No one queried Stumpf during a question-and-answer period, and he ended the meeting after shareholders voted to approve the management-compensation plan and the slate of directors.
Worldwide Movement
Organizers of Occupy Wall Street are planning protests in more than 115 cities on May 1. The worldwide movement was born Sept. 17 as about 1,000 people marched in New York City and eventually set up camp in Lower Manhattan’s Zuccotti Park.
Demonstrators who descended on Wells Fargo’s annual meeting yesterday set up a makeshift stage on the back of a truck, chanting “Let us in” as the start of the meeting approached. Others marching in a circle near a side entrance performed a call-and-response chant: “Banks got bailed out, we got sold out.” Some held signs reading, “Occupy Wells Fargo, stop predatory loans,” and others brought a posterized mockup of the company’s stagecoach logo festooned with protest slogans.

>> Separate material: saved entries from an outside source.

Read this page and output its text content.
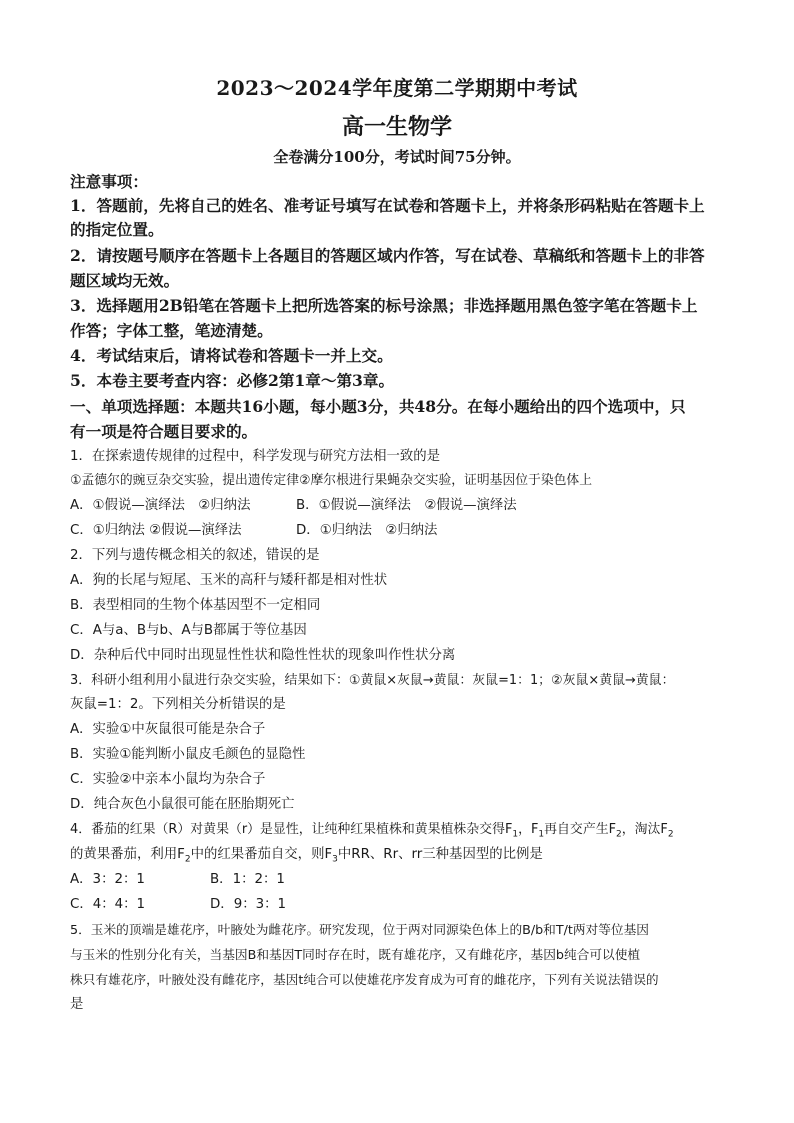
2023～2024学年度第二学期期中考试
高一生物学
全卷满分100分，考试时间75分钟。
注意事项：
1．答题前，先将自己的姓名、准考证号填写在试卷和答题卡上，并将条形码粘贴在答题卡上
的指定位置。
2．请按题号顺序在答题卡上各题目的答题区域内作答，写在试卷、草稿纸和答题卡上的非答
题区域均无效。
3．选择题用2B铅笔在答题卡上把所选答案的标号涂黑；非选择题用黑色签字笔在答题卡上
作答；字体工整，笔迹清楚。
4．考试结束后，请将试卷和答题卡一并上交。
5．本卷主要考查内容：必修2第1章～第3章。
一、单项选择题：本题共16小题，每小题3分，共48分。在每小题给出的四个选项中，只
有一项是符合题目要求的。
1．在探索遗传规律的过程中，科学发现与研究方法相一致的是
①孟德尔的豌豆杂交实验，提出遗传定律②摩尔根进行果蝇杂交实验，证明基因位于染色体上
A．①假说—演绎法　②归纳法	B．①假说—演绎法　②假说—演绎法
C．①归纳法 ②假说—演绎法	D．①归纳法　②归纳法
2．下列与遗传概念相关的叙述，错误的是
A．狗的长尾与短尾、玉米的高秆与矮秆都是相对性状
B．表型相同的生物个体基因型不一定相同
C．A与a、B与b、A与B都属于等位基因
D．杂种后代中同时出现显性性状和隐性性状的现象叫作性状分离
3．科研小组利用小鼠进行杂交实验，结果如下：①黄鼠×灰鼠→黄鼠：灰鼠=1：1；②灰鼠×黄鼠→黄鼠：
灰鼠=1：2。下列相关分析错误的是
A．实验①中灰鼠很可能是杂合子
B．实验①能判断小鼠皮毛颜色的显隐性
C．实验②中亲本小鼠均为杂合子
D．纯合灰色小鼠很可能在胚胎期死亡
4．番茄的红果（R）对黄果（r）是显性，让纯种红果植株和黄果植株杂交得$F_1$，$F_1$再自交产生$F_2$，淘汰$F_2$
的黄果番茄，利用$F_2$中的红果番茄自交，则$F_3$中RR、Rr、rr三种基因型的比例是
A．3：2：1	B．1：2：1
C．4：4：1	D．9：3：1
5．玉米的顶端是雄花序，叶腋处为雌花序。研究发现，位于两对同源染色体上的B/b和T/t两对等位基因
与玉米的性别分化有关，当基因B和基因T同时存在时，既有雄花序，又有雌花序，基因b纯合可以使植
株只有雄花序，叶腋处没有雌花序，基因t纯合可以使雄花序发育成为可育的雌花序，下列有关说法错误的
是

Dozens of people holding what appeared to be stock certificates pressed against a police barricade at the front of the building said they were being denied access to the meeting.
Maria Guillen, a protester who declined to give her age, said she wanted to attend the meeting to tell executives that the bank should pay its fair share of taxes.
‘People Are Struggling’
Wells Fargo paid almost $4 billion in federal, state and corporate income taxes last year as profit climbed 29 percent to $15.9 billion, according to the company’s 2011 annual report.
“We know our customers and with what’s going on in the economy, people are struggling,” said Suris, the Wells Fargo spokesman.
Minutes after the meeting started, protesters outside announced they had taken over the meeting, drawing cheers. Those who had chained themselves to block one entrance departed, declaring that they had accomplished their mission. The demonstrations took on a carnival atmosphere, with people dancing to a Brazilian drum circle and donning costumes, including one woman dressed as an anti-Wells Fargo cheerleader.
Sgt. Daryl Fong, a San Francisco police spokesman, said city police arrested 20 protesters and that the San Francisco Sheriff’s Department arrested four others. Of those arrested by city police, 14 were taken into custody during the meeting and six others were charged with trespassing, Fong said.
Other Occupy protesters, taking aim at what they called Wall Street West, were arrested Jan. 20 as they sought to shut the company’s headquarters. Wells Fargo was one of the few banks to acknowledge the movement in its annual report and list the protests as a risk factor that could harm the business.